Vaginal yeast infections affect approximately three out of four women at some point in their lives, and many women experience multiple infections. Vaginal yeast infections are a type of vaginitis, a condition in which the vagina becomes irritated and inflamed. Infections range from mild to severe and are characterized by symptoms of itching, burning, possible odor and a thick, milky discharge. The fungus, candida albicans, is responsible for the majority of vaginal yeast infections, and overgrowth disrupts the balance of healthy bacteria in your vagina.

Standard Treatments

The appropriate treatment for a vaginal yeast infection depends on the severity of the condition. Standard medical therapies for mild infection typically involve a short course of an antifungal vaginal cream or suppository, which are available over-the-counter, or a single dose oral medication, such as Diflucan, which requires a prescription. If you have a severe or chronic infection, your doctor may advise a longer course of vaginal therapy or multiple doses of an oral antifungal medication. If you are sexually active, vaginal intercourse can further complicate your infection, and your doctor may advise using condoms or possible treatment for your partner.

Vitamin C

An essential nutrient and antioxidant, vitamin C plays a central role in wound healing and immune function, and research suggests that it may help to prevent or delay cardiovascular disease and certain cancers. As a nutrient required for the function of your immune system, vitamin C may help to facilitate recovery from a yeast infection. However, as of 2011, there is not substantial research on the effects of vitamin C in either dietary or supplemental form for treating or preventing the condition. According to the University of Maryland Medical Center, dietary supplements of vitamin C may serve to reduce symptoms of inflammation associated with yeast infections.

Related Research

While scientific research has not documented the efficacy of vitamin C for treating yeast infections, recent studies indicate that it may be useful in curing vaginitis.

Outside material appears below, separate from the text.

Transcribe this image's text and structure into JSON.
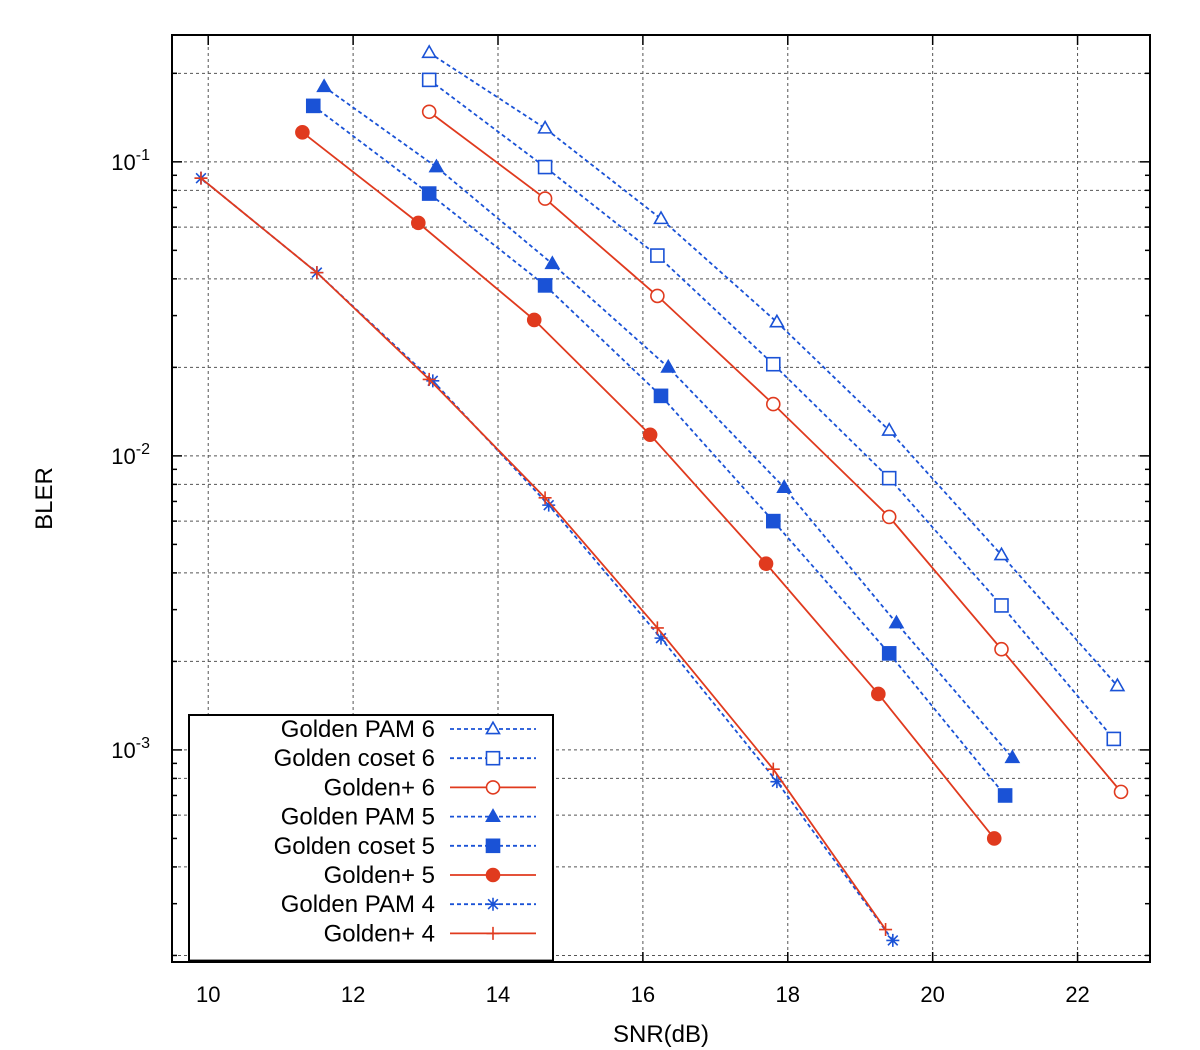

An article published in November 2004 in the "European Journal of Obstetrics, Gynecology and Reproductive Biology" demonstrated that vaginal suppositories of vitamin C served to significantly improve symptoms of vaginitis. Compared to women administered a placebo, women who received vitamin C treatment showed a reduction in itching, swelling and discharge, and a marked increase in lactobacilli, or healthy vaginal bacteria.